Monday, December 03, 2007

Wonderful article -- "The Twisted Wick: Talmud Study as Spiritual Practice for Post-Modern Jews [Seekers]"

I read this article many months ago and want to share it as widely as possible. It is called, "The Twisted Wick: Talmud Study as Spiritual Practice for Post-Modern Jews." I would change the title to read, ". . . Post-Modern Seekers," because I obviously believe that the Talmud is a spiritual document that can be valuable for all spiritual seekers.

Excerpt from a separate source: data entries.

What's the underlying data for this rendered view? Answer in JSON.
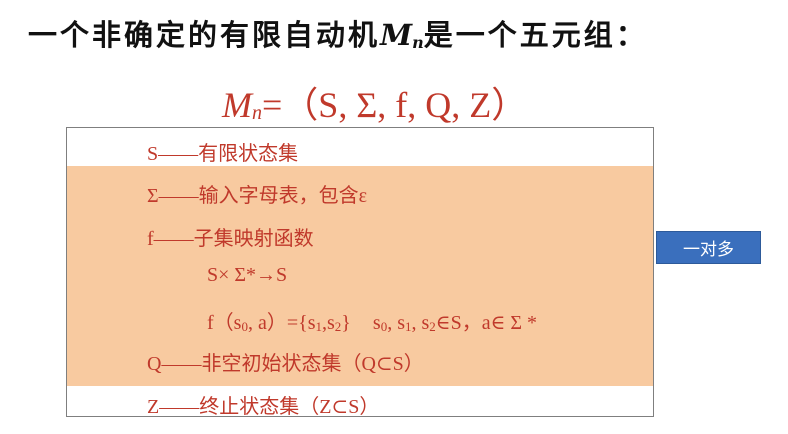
{
  "heading": {
    "prefix": "一个非确定的有限自动机",
    "m": "M",
    "sub": "n",
    "suffix": "是一个五元组："
  },
  "formula": {
    "m": "M",
    "sub": "n",
    "rest": "=（S, Σ, f, Q, Z）"
  },
  "rows": {
    "s": "S——有限状态集",
    "sigma": "Σ——输入字母表，包含ε",
    "f": "f——子集映射函数",
    "mapping": "S× Σ*→S",
    "example": {
      "p1": "f（s",
      "s0": "0",
      "p2": ", a）={s",
      "s1": "1",
      "p3": ",s",
      "s2": "2",
      "p4": "}",
      "q1": "s",
      "qs0": "0",
      "q2": ", s",
      "qs1": "1",
      "q3": ", s",
      "qs2": "2",
      "q4": "∈S，a∈ Σ *"
    },
    "q": "Q——非空初始状态集（Q⊂S）",
    "z": "Z——终止状态集（Z⊂S）"
  },
  "badge": {
    "label": "一对多"
  },
  "colors": {
    "accent": "#c0392b",
    "highlight": "#f8caa0",
    "badge": "#3a6fbd"
  }
}
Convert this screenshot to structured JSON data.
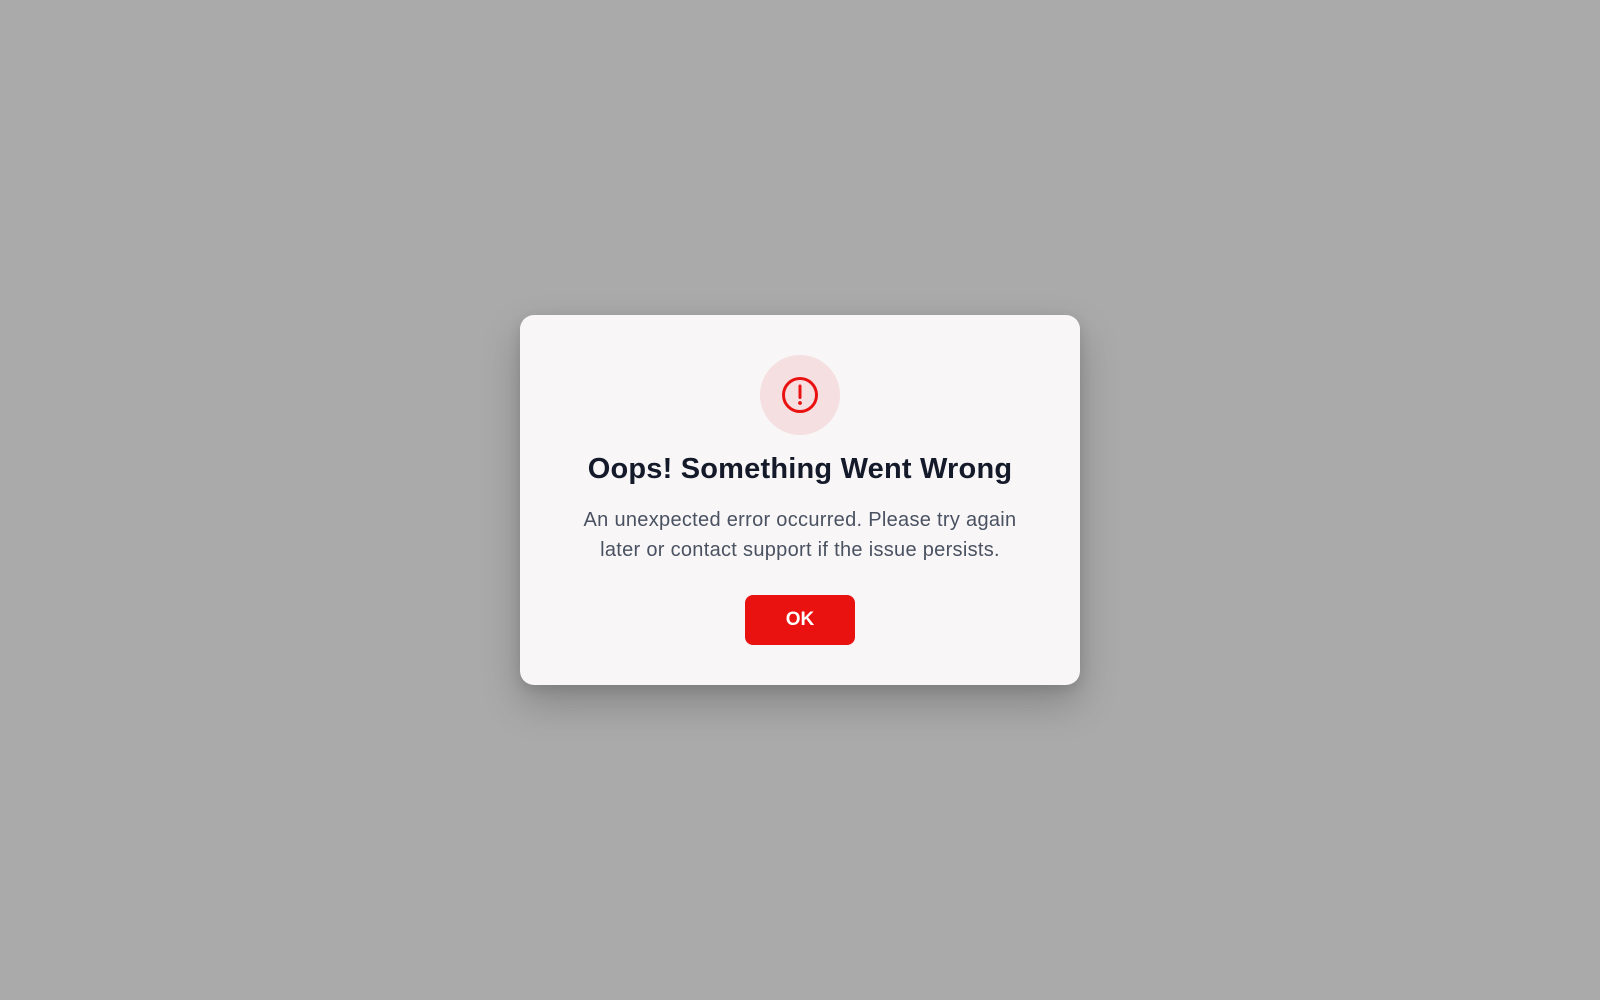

Here is the link to it http://www.zeek.net/print/707talmud/

One excerpt:

Talmud study as spiritual practice teaches me to pay close attention to the world that surrounds me. A page of Talmud is not just filled with other people. It is also filled with things: twisted wicks, insignificant rags, millstones, willow branches, animal skins, scattered fruits, freshly laid eggs, pickled fish and precious stones. In order to understand a page of Talmud I must be paying close attention to the world: to the angle that willows grow in, the shape of a twisted lamp wick and the moment when a rag is no longer useful. This is the stuff of Jewish sacred text and Jewish sacred living, the everyday details that surround us. Talmud study as spiritual practice is not just about being in the present and listening to other people, it is also about the sanctity of the mundane. The holiness that resides in dirty rags and infant feces!


Another excerpt:
Although God is rarely discussed explicitly in the Talmud, the texts are filled with holiness: the holiness of the moment; the sacredness of everyday objects; the sanctity of the voice of another person; the divinity within our encounters with infinity. Each time I open my Talmud I learn to see more holiness in the people and things that surround me. I find God in a twisted wick, in a tattered rag, in the opinions of my teachers and study partners and in the voices of the street filtering in through the window of my study all.